By Lincoln Arneal
John Cook’s cry count ended at five.
During the historic Volleyball Day in Nebraska, the Nebraska coach got emotional seeing former players, taking in the crowd, enjoying the moment and reading a note at the pep rally from Kennedi Orr. The junior setter sent handwritten messages to all her teammates and coaches before the match.
“The impossible will be possible,” Cook read through tears to the crowd of more than 1,000 people during a rally at the NU Coliseum.
Emotions were elevated all day during the Huskers’ record-breaking day. The event, featuring Nebraska vs. Nebraska-Omaha with a prelim between Nebraska-Kearney and Wayne State, surpassed expectations – and records. Memorial Stadium was packed with 92,003 fans, setting a world record for attendance at a women’s sporting event.
“Several times, I had to bite my lip to hold it together,” Cook said. “It’s been a very emotional day.”
The event was more than just about the volleyball on the court, which saw the Huskers sweep the Mavericks. The most successful high school coaches in state history were recognized. They highlighted members of the Omaha Supernovas, a professional volleyball team that kicks off its inaugural season next year. Three-time Olympic gold medalist Keri Walsh was on hand, and other United States national team members were honored. Charlie Baker, NCAA president, was in attendance, as was Tony Petitti, the Big Ten commissioner.
The atmosphere was electric with fans clad in volleyball T-shirts. Thanks to name, image and likeness, or NIL, deals, many shirts featured the name and number of current Huskers. Many others wore special shirts to celebrate Volleyball Day, while many younger attendees in North Stadium represented their high school squads.
Lexi Rodriguez said the support and excitement around the match proved that women’s athletics are worthy of being supported. She said she realized the impact during the rally when a girl from North Dakota was selected to speak to the crowd and said her goal was to meet sophomore Bekka Allick, whose jersey she wore.
“It’s so huge for little girls to get to see a woman sport and volleyball being played on this big of a stage and having so many people invest into it,” she said. “It’s huge because when you’re little, you have big dreams and goals. I think having this to look up to is something that a lot of little girls will kind of keep in the back of their mind when they’re pursuing the sport of volleyball.”
In one section of Memorial Stadium were almost 100 former Nebraska volleyball players, the largest-ever gathering of Huskers in program history.
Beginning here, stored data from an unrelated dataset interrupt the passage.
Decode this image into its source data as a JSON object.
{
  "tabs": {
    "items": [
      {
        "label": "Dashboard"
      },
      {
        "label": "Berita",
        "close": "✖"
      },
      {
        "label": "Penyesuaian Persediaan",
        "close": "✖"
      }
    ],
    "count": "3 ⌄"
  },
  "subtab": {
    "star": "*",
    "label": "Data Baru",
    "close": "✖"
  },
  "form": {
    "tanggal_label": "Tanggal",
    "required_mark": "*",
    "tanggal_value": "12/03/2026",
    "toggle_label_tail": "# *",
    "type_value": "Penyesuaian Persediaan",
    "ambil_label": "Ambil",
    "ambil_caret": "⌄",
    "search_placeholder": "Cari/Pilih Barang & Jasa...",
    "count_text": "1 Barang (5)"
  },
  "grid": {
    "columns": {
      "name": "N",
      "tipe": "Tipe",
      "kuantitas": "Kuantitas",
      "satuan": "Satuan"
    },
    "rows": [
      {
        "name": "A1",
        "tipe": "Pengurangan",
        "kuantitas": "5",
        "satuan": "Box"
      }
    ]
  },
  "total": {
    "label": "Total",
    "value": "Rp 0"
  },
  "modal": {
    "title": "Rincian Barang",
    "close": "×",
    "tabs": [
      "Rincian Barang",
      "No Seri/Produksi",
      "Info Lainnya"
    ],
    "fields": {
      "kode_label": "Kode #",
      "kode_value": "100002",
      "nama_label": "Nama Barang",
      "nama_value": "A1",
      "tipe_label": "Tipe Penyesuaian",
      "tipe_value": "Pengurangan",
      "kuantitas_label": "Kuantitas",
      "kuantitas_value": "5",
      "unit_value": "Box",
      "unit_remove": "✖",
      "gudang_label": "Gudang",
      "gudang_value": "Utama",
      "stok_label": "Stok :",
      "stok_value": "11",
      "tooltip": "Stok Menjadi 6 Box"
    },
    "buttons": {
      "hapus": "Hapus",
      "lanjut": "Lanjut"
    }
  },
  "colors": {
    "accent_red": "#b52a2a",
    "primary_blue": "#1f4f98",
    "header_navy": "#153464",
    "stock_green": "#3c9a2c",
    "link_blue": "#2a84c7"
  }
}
They mingled at a reunion Tuesday night and brought their families to watch the sport they helped build take center stage in the sporting world for one night.
Andi Jackson said she was proud to be part of the historic event and thanked everyone who helped put it on. The freshman middle blocker was at a loss for words for how to describe her emotions.
“Nebraska volleyball has a huge legacy so we have to give credit to the women who did it before us because we wouldn’t be here without him,” she said. “Just knowing that we hold that record and the amount of work that we have put into this, every girl on this team deserves it and I’m just really proud to be a part of it.”
For those not in the stadium, the match created a cultural touchstone for former athletes. Basketball superstar Magic Johnson tweeted out that the support of women’s athletics blew him away. Two-time WNBA MVP A’ja Wilson called the event “dope.” Even Iowa women’s basketball star Caitlyn Clark said she was speechless.
The match was the top story on ESPN’s “SportsCenter” Wednesday night. It was a topic on national debate shows Thursday morning. The Huskers’ main and volleyball social media accounts received almost 29 million impressions. On BTN, 518,000 people tuned in as it was the most-watched match in network history and the second biggest audience on any network for a regular-season match.
Volleyball Day in Nebraska didn’t just set a new standard for volleyball matches. Cook said it raised the bar for all Huskers athletic events. He’s never seen the Memorial Stadium crowd as fired up as it was on Wednesday night.
“I hope we set a new standard at night for football games with our fans, what they can do and the energy they can bring,” Cook said. “The energy down there was unbelievable. It was a magical night.”
After the match, Cook said he remembered watching the 1999 World Cup final between the United States and China, which attracted 90,185 fans in the Rose Bowl. He remembers how that moment was a spark for soccer in the country and fueled growth over the next decade. In Cook’s view, the difference was that they created the same buzz and excitement as that event for a regular season match, not a world championship.
He hopes the match can also be inspirational and launch volleyball into the nation’s psyche. While the videos, event production and famous faces were an excellent addition, the critical part of the night was the action on the court.
“It’s not about who’s throwing hot dogs and T-shirts,” Cook said. “It’s about what is going on on that volleyball court – the level of play, the athleticism, the type of athletes, student-athletes that we have that people can connect with, and they feel a part of. That’s what we’ve tried to do.
“To be honest with you, we just did that in front of 92,000 people tonight. I think we played for the person in the highest seat on that east balcony. We were playing for those people up there, and I think they felt a part of it.”